Whatever your position on illegal immigration, the work of anthropologist Jason de León—one of this year’s recipients of the MacArthur Foundation’s “genius” grants—will ensure you will not be indifferent to the plight of undocumented immigrants.
Consider one of his research projects: To find out what happens to the remains of those who die in the inhospitable Arizona desert after illegally crossing the US-Mexico border, he dressed pig carcasses in immigrants’ typical garb. He outfitted them in dark-colored shirts, socks, and jeans, their pockets stuffed with wallets and paper slips with phone numbers. One even had a necklace tied around its thick head. Then de León and his team meticulously tracked how vultures tore into the pigs’ flesh, and spread animal bits and human artifacts for miles around. The results of the study, published in 2014 in the Journal of Forensic Sciences, are displayed in neat bar charts and tables.
Not all of de León’s work is quite as gory, but like the pig experiment, his other studies get at the overlooked human element of the border issues that have become front-and-center in the Trump era. The US president and other immigration hardliners have portrayed undocumented immigrants as hardened criminals; statistics, the other lens through which Americans often understand the border, has reduced them to US Border Patrol apprehension trends—which are well below historical averages, by the way.
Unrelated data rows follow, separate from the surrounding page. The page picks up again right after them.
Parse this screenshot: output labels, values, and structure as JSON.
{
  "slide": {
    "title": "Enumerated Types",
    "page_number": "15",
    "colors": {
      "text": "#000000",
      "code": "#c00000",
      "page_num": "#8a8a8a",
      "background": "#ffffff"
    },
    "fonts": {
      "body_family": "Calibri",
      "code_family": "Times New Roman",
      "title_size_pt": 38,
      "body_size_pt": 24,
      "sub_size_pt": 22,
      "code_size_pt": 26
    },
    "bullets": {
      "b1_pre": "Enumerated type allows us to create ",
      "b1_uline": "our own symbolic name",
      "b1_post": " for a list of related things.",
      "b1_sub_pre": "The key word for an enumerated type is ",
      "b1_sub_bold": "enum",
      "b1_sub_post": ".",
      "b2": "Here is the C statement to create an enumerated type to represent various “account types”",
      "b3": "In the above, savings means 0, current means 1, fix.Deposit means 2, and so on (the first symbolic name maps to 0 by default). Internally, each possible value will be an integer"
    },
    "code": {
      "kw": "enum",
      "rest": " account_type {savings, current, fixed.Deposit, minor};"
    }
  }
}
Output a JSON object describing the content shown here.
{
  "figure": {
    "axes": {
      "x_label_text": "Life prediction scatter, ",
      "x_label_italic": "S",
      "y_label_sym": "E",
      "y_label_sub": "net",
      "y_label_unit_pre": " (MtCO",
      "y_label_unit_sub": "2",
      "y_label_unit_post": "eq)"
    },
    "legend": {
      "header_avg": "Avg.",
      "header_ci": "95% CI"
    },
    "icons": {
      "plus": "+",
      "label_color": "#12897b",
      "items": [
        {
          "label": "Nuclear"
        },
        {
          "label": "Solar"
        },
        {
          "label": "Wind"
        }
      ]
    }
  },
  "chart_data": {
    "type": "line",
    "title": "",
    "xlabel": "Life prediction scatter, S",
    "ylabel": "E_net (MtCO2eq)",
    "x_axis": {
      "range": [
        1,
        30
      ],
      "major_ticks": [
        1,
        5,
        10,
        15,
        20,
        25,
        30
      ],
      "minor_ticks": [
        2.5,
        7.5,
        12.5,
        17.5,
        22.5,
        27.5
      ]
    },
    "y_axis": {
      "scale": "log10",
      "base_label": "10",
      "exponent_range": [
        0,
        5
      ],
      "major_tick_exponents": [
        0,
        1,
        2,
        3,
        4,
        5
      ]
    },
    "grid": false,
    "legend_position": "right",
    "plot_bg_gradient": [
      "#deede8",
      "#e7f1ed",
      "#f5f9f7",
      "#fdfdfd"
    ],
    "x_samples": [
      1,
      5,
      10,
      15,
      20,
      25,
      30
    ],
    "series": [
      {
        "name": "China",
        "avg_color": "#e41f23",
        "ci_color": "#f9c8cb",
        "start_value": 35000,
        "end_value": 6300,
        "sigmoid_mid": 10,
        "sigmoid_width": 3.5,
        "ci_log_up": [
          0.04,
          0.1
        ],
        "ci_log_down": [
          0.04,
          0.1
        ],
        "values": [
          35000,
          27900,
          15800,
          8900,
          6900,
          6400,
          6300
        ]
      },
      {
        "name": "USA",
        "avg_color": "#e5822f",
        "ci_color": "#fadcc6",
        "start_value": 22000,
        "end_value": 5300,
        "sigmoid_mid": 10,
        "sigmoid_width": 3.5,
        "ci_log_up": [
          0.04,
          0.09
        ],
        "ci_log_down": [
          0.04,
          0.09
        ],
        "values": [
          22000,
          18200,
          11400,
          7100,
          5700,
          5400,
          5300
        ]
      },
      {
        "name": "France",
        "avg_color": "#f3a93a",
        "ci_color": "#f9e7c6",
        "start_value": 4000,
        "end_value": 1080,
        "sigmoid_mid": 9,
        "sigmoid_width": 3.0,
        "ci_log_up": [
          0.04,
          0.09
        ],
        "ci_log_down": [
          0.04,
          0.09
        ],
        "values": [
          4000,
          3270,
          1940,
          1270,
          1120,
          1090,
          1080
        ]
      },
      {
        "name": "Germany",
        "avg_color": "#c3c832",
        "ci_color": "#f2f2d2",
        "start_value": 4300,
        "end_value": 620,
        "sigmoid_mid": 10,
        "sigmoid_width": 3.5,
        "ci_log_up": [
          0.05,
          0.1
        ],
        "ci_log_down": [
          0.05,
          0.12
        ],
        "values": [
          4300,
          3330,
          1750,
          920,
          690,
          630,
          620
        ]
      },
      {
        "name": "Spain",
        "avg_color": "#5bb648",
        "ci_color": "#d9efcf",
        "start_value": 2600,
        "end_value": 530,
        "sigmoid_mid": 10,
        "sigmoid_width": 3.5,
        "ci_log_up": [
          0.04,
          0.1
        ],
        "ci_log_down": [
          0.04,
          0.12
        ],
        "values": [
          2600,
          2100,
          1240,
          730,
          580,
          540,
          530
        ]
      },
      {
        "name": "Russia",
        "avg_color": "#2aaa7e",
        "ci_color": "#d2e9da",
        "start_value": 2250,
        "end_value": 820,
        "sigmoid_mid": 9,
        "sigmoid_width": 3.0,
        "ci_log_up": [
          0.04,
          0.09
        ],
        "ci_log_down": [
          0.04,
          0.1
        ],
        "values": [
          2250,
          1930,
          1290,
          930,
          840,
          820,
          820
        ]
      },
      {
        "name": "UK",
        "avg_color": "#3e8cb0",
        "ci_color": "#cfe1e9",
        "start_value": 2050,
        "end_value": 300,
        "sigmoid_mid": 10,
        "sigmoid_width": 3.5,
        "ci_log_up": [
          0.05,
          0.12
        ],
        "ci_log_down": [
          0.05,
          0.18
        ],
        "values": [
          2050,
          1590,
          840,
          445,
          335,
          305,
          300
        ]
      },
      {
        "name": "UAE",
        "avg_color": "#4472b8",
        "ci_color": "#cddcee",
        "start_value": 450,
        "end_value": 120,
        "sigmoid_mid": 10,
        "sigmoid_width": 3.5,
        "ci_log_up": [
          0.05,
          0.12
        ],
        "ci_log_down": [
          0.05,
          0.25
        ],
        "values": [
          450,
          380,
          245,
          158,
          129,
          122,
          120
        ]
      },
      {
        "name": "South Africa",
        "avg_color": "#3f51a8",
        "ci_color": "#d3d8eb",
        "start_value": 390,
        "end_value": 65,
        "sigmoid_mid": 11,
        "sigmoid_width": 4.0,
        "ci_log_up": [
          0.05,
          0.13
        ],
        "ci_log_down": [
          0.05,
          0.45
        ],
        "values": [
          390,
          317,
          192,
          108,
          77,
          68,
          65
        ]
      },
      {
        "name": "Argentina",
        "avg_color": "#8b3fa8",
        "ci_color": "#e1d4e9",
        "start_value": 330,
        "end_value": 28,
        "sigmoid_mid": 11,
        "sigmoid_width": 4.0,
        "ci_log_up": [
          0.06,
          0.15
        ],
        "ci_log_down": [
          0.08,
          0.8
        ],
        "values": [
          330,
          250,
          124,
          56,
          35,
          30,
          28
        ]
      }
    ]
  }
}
The reality de León has uncovered through his Undocumented Migration Project, housed at University of Michigan-Ann Arbor, where he teaches, is decidedly different. For example, his documentation of the objects left behind by border crossers on their perilous journeys north helps dispel Trumpian notions of immigrants as “bad hombres” and rapists. Among the items he’s unearthed: A shirt emblazoned with the Statue of Liberty, a child’s weathered boot, and balled-up diapers.
But de León deals with criminals, too. He’s also been studying the human smugglers, or “coyotes,” who extract heavy fees from migrants with the promise of opportunity on the American side of the border. There too, his approach is rooted in the methodical techniques of forensic science, ethnography, and archeology. While he has doubts about whether hanging out with human traffickers can be considered science, he says understanding how they got to that lifestyle is important. “The caricature doesn’t really work,” he said in a University of Michigan video featuring his most recent work. “There are so many more things that are behind the scenes that people don’t talk about.”
“We want to understand each other as a species, as a society, and in order to do that we have to figure out ways to pull back on the moral judgments,” he added. It seems a practical and constructive approach at a time when deep political and cultural divides are blurring reality.
He’s planning to spend his $625,000 MacArthur grant on a research station near the Arizona border to study that reality more closely—and pay off his student loans.